My aforementioned interests had to do with my studies of business with an emphasis on Chinese markets. Sonia's tattoo, apparently, was of a Chinese symbol. I looked forward to seeing it on our date. I picked out a Chinese restaurant.
We were eating our appetizer when she showed me the tattoo, on her upper left chest. As she had said, it was a single Chinese character in black ink, and I recognized it immediately. She said, "It means 'memory.'"
The thing is, that isn't what it said. I looked at it for a good minute, and concluded that she had been duped. The question was: should I tell her or not?
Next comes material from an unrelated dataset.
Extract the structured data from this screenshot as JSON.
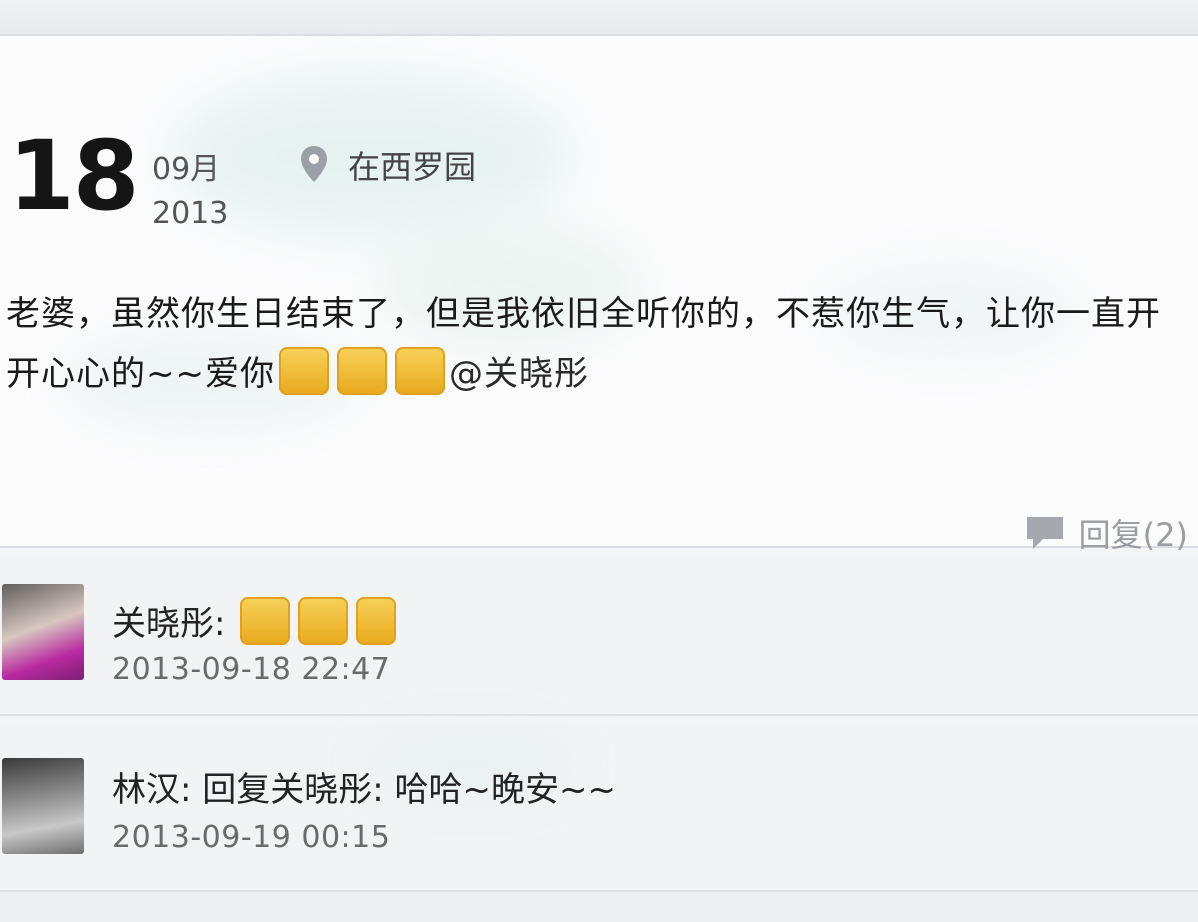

She answered the question for me a moment later with a smile and the words, "You know Chinese. Does it really say that?"
I had to be honest. I said, "No. It actually says something else."
She glanced down at it and her smile disappeared. I was about to potentially ruin this girl's life, and I felt awful for it. Still, I had to be honest. I said, "It's pronounced 'fen.' It means, 'dung.'"
"No, it doesn't," she said, very tense.
I said, "It does. I'm sorry. Can you go back to where you got it?"
She leaned back and covered it with her blouse. She said, "I have a Chinese friend who read it for me and he said that it means 'memory.' I know you're lying."
"Shut up! That's enough! It means 'memory'! It means 'memory'!"
Right hand to God, her tattoo meant "dung." I knew what the symbol was for memory, and that wasn't it. I knew "dung" because I studied up on Chinese swear words and obscenities, because I never knew when they'd come in handy.
I thought about asking a waiter to settle the matter, as we were in a Chinese restaurant, but opted to quit while I had a chance.
Again, though, Sonia was ahead of me. When our waiter returned, she asked him to read her tattoo.
"Fen," he said, and gave her a funny look. "Why fen?"
She paled visibly, glanced at me, covered it up with her hand, and said, "I have to go," and she left. I followed her out to try and calm her down, but she took off at a steady run, and I didn't want to restaurant to think that we were ditching the bill. I returned, paid it, and took her leftovers home for myself.
I wrote her a pleasant e-mail, telling her that she had a lot of solutions available to her and that I'd love to see her again. She never wrote back.